O que esperar: custos repassados e ações imediatas
A implementação do CIB e a possível atualização do IPTU trazem consequências diretas ao mercado imobiliário. Se as prefeituras reajustarem o IPTU, proprietários tenderão a repassar o custo aos inquilinos.
Além do IPTU, a nova incidência de IBS e CBS sobre locações de alto volume a partir de 2027 elevará os preços. O advogado Vinicius Cunha orienta que os locadores insiram cláusulas contratuais, via aditivos, prevendo expressamente o repasse do IBS e CBS.
A tributarista Andressa Sehn da Costa, sócia da área de entidades no escritório Rafael Pandolfo Advogados Associado, ressalta que a Lei Complementar 214/2025 estabelece prazos apertados para adequação dos contratos em vigência, com limite em 31 de dezembro de 2025.
Proprietários com contratos antigos (com firma reconhecida antes de janeiro de 2025) têm até essa data para registrar o contrato no Registro Geral de Imóveis (RGI) e ter direito a uma redução ainda maior do novo imposto.
O que os donos de imóveis devem fazer agora com a reforma tributária?

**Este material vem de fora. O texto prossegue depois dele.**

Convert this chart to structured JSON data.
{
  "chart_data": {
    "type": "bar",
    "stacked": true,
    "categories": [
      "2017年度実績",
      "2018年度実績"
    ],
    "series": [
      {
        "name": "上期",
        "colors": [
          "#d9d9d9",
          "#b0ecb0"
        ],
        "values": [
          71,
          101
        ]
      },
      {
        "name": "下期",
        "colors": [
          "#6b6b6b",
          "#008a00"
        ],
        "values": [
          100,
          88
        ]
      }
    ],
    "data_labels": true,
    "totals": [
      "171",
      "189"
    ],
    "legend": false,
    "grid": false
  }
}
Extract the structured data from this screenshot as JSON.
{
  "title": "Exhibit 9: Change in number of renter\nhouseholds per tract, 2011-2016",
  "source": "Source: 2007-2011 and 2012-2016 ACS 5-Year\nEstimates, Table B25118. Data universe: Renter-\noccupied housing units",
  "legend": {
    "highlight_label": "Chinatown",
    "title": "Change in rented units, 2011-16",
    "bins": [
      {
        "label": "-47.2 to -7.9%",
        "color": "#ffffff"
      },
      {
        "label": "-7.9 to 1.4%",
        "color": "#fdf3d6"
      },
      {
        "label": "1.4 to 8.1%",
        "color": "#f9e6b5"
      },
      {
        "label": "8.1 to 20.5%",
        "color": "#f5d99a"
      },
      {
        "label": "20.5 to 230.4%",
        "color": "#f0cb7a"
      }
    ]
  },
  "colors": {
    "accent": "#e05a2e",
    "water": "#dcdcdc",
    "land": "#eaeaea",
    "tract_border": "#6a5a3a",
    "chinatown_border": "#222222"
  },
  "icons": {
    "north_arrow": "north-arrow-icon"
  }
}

O impacto no bolso virá de dois lados. Primeiro, a possível atualização de valores venais defasados pelas prefeituras, com consequente reajuste do IPTU. Segundo, a nova tributação sobre locações de alto volume (mais de três imóveis e receita anual acima de R$ 240 mil). Proprietários tendem a repassar ambos os custos aos inquilinos, elevando o preço dos aluguéis.
Os especialistas recomendam três ações imediatas:
- Regularizar contratos de aluguel: Proprietários com contratos antigos devem registrá-los no RGI até 31 de dezembro de 2025 para garantir redução adicional do IBS/CBS.
- Declarar rendimentos omitidos: Quem nunca declarou aluguéis deve fazer declaração espontânea antes de 2026, evitando multas de até 150%.
- Revisar estratégia tributária: Proprietários com mais de três imóveis e receita anual acima de R$ 240 mil devem consultar um tributarista para avaliar o impacto do novo regime.